As razões do descontentamento de Nino Vieira relacionavam-se com a introdução de patentes militares no seio das Forças Armadas, em 1979. Os antigos combatentes sentiam uma profunda injustiça perante o sistema de cotas (17), que permitia promover jovens caboverdianos recém-chegados de Portugal ou de Cabo Verde e sem nenhuma legitimidade militar a comandarem os verdadeiros combatentes da liberdade da pátria. Quanto a Nino Vieira, considerou não ter sido promovido de forma justa, tendo em conta o seu passado na luta de libertação (18), acabando por reagir de uma forma que os juristas qualificam como de legítima defesa. O “Movimento Reajustador” de 14 de Novembro de 1980, como ficou conhecido, soube explorar a seu benefício a velha e profunda clivagem entre as elites negras e mestiças na Guiné. O ressentimento face aos caboverdianos nasce com a história e o modelo de dominação colonial. Por causa da origem sócio-cultural e do acesso à educação de que puderam beneficiar os caboverdianos, estes colaboraram activamente com o poder colonial, tendo-se revelado como preciosos auxiliares e intermediários entre os autóctones e as autoridades coloniais na gestão da administração e na supervisão dos trabalhos forçados. Mesmo levando em conta que os mestiços forneceram aos movimentos nacionalistas os seus melhores quadros, este passado incómodo ressurgiu logo que a elite mestiça caboverdiana começou a ganhar posições depois da conquista da independência.
A Assembleia Nacional foi dissolvida e Nino Vieira assumiu a posição de Presidente do Conselho da Revolução, afastando do Partido a grande maioria dos dirigentes caboverdianos. A ala caboverdiana do PAIGC reagiu e declararou a ruptura e cisão do partido. Na sequência, foi constituído em Cabo Verde o Partido Africano para a Independência de Cabo Verde (PAICV).
Na sequência do Golpe de Estado de 1980, o sonho de união entre Cabo Verde e a Guiné- Bissau desapareceu de vez.

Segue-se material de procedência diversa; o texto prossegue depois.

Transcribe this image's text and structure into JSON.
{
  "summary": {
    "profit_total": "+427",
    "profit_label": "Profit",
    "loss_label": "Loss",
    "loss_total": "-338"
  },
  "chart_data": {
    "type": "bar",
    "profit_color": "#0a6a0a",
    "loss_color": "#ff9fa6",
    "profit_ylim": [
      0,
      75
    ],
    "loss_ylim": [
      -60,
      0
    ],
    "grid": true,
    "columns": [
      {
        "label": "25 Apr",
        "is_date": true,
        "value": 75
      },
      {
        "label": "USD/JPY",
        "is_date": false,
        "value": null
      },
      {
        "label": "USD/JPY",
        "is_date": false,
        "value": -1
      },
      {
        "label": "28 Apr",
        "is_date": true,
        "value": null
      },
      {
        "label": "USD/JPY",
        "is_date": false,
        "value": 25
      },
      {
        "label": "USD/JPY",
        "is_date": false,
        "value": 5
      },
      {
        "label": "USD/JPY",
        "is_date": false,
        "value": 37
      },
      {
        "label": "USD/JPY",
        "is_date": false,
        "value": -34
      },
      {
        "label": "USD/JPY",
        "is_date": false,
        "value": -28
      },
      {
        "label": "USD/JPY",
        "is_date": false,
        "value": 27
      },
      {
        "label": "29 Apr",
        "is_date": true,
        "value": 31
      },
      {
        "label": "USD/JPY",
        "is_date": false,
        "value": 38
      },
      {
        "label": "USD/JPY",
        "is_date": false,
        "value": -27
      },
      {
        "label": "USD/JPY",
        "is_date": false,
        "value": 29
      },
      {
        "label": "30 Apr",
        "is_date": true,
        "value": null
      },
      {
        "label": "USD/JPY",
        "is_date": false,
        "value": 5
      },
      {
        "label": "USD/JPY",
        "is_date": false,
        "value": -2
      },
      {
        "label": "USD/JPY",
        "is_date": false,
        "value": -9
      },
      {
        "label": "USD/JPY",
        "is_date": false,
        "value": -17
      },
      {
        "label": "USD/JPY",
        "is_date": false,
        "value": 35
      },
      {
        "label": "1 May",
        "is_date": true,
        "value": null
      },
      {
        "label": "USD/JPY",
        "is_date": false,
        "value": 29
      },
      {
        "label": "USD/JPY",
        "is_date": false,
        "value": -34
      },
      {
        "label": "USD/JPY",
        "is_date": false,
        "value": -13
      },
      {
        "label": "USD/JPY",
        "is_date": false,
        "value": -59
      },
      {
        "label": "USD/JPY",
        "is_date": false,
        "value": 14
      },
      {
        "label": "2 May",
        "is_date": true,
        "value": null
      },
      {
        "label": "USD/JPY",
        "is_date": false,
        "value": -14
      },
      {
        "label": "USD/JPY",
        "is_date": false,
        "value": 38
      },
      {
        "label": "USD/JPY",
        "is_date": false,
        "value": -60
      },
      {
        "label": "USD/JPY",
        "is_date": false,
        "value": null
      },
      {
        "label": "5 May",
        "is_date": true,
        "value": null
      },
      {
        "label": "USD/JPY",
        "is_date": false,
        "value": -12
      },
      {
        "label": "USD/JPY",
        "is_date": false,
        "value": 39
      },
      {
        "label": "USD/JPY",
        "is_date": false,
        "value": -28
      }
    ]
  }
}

O Golpe provocou o corte de relações entre os dois países.
Conflitos internos no PAIGC
Em 1985, dá-se um novo caso de conflito interno no seio do PAIGC e do Governo, com a detenção de 60 pessoas, acusadas de conspiração. Em Julho de 1986, seis dos detidos, todos militares, entre os quais o ex-Vice-Presidente do Conselho de Estado, Coronel Paulo Correia (19), são mortos por fuzilamento. Os restantes detidos foram condenados a penas de prisão que variaram de 1 a 51 anos, tendo seis deles falecido na prisão.

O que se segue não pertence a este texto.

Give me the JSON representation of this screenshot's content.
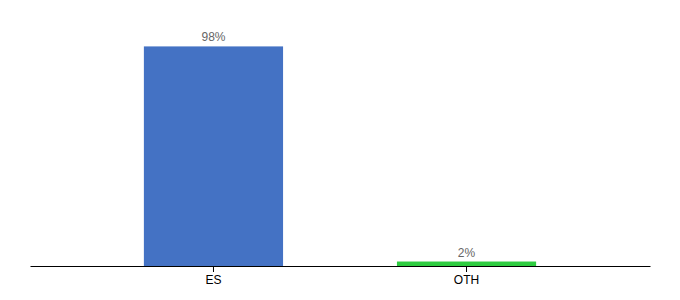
{
  "chart_data": {
    "type": "bar",
    "categories": [
      "ES",
      "OTH"
    ],
    "values": [
      98,
      2
    ],
    "value_labels": [
      "98%",
      "2%"
    ],
    "colors": [
      "#4472c4",
      "#2ecc40"
    ],
    "ylim": [
      0,
      108
    ],
    "tick_labels": "x",
    "data_labels": true
  }
}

A abertura política do regime
Em Janeiro de 1991, durante o II Congresso Extraordinário do PAIGC, o Presidente Nino Vieira anunciou o início da democratização do país, tendo para o efeito sido alterada a Constituição, de modo a permitir o pluralismo político, a liberdade de expressão, associação, reunião e de imprensa (20).
Entre 1992 e 1993, assistiu-se ao nascimento e proliferação de várias formações partidárias, tendo concorrido 13 partidos legalizados às eleições legislativas de 1994.

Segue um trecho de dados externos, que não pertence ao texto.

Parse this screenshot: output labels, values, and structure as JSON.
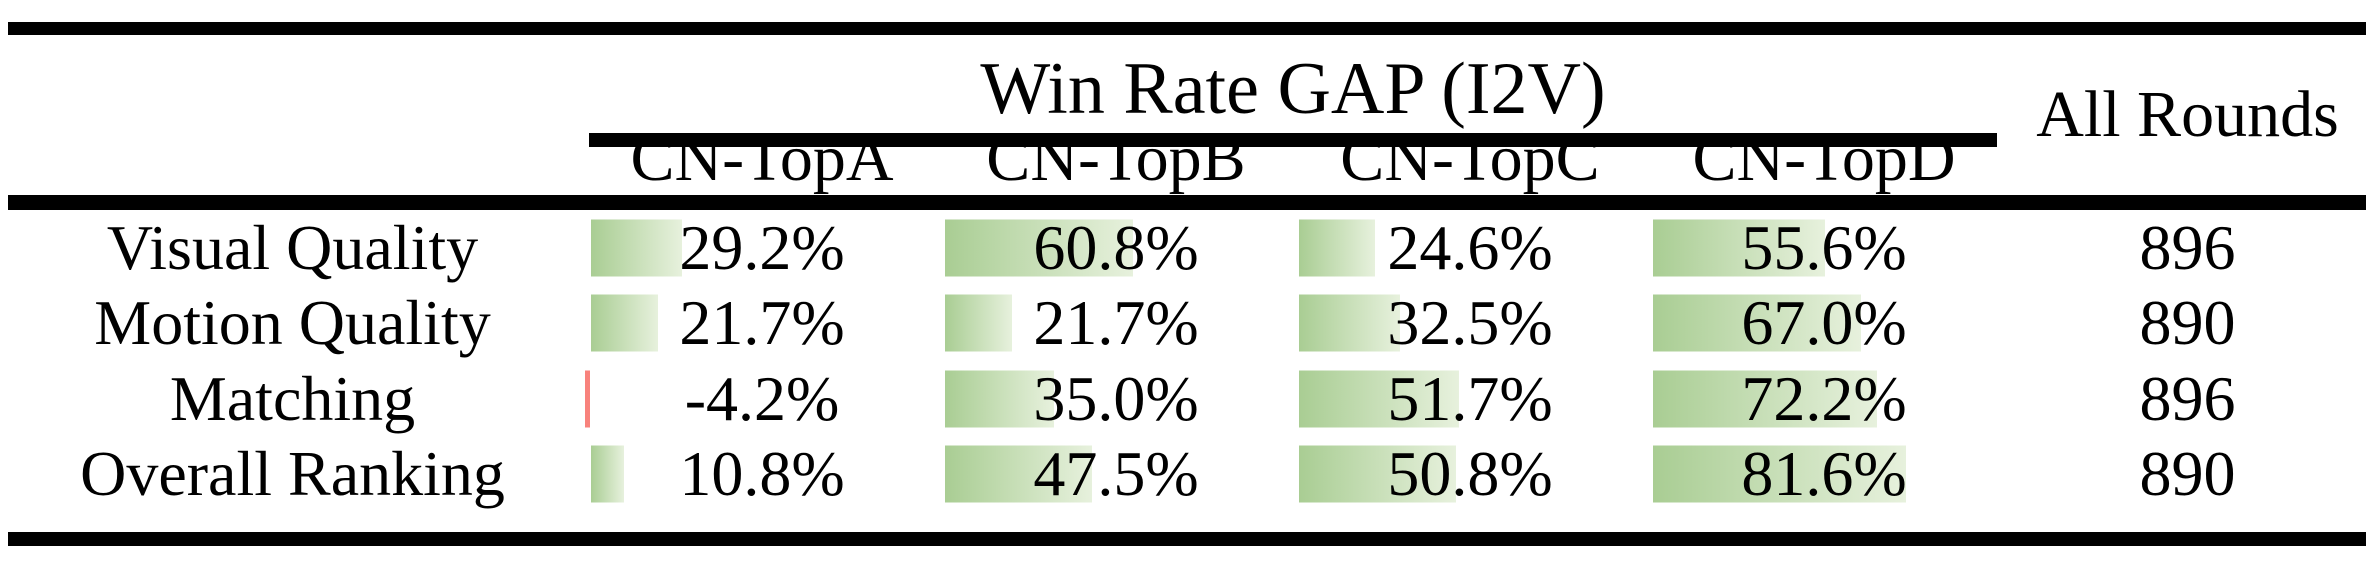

Destes, apenas dois, a Frente de Libertação Nacional da Guiné (FLING) e a Resistência da Guiné-Bissau – Movimento Bá-fatá (RGB-MB), não eram resultado de cisões ou dissidências do PAIGC ou criados por antigos militantes ou dirigentes.
É um facto que a constituição de várias formações políticas na Guiné-Bissau desde 1991, foi também caracterizada por conflitos de interesses e várias dissidências, reforçando o argumento da lógica do conflito na história recente deste país.
O conflito Político-Militar (1998-1999)
Em Maio de 1997, a Guiné-Bissau, numa tentativa de aprofundar a cooperação monetária ao nível sub-regional, tornou-se o oitavo membro da União Económica e Monetária da África Ocidental (UEMOA) (21), tendo aderido ao franco CFA (Comunidade Financeira Africana) (22). O que se pensava ser uma medida que permitiria uma maior estabilidade monetária e a criação de um ambiente mais atractivo para o investimento externo, veio a revelar-se uma medida desastrosa ao nível económico e social, porque não foi acompanhada de medidas macro-económicas sólidas capazes de sustentar o desenvolvimento, levando assim a um aumento da pressão externa, nomeadamente dos
Estados francófonos vizinhos, principalmente do Senegal, e a uma consequente descapitalização do país.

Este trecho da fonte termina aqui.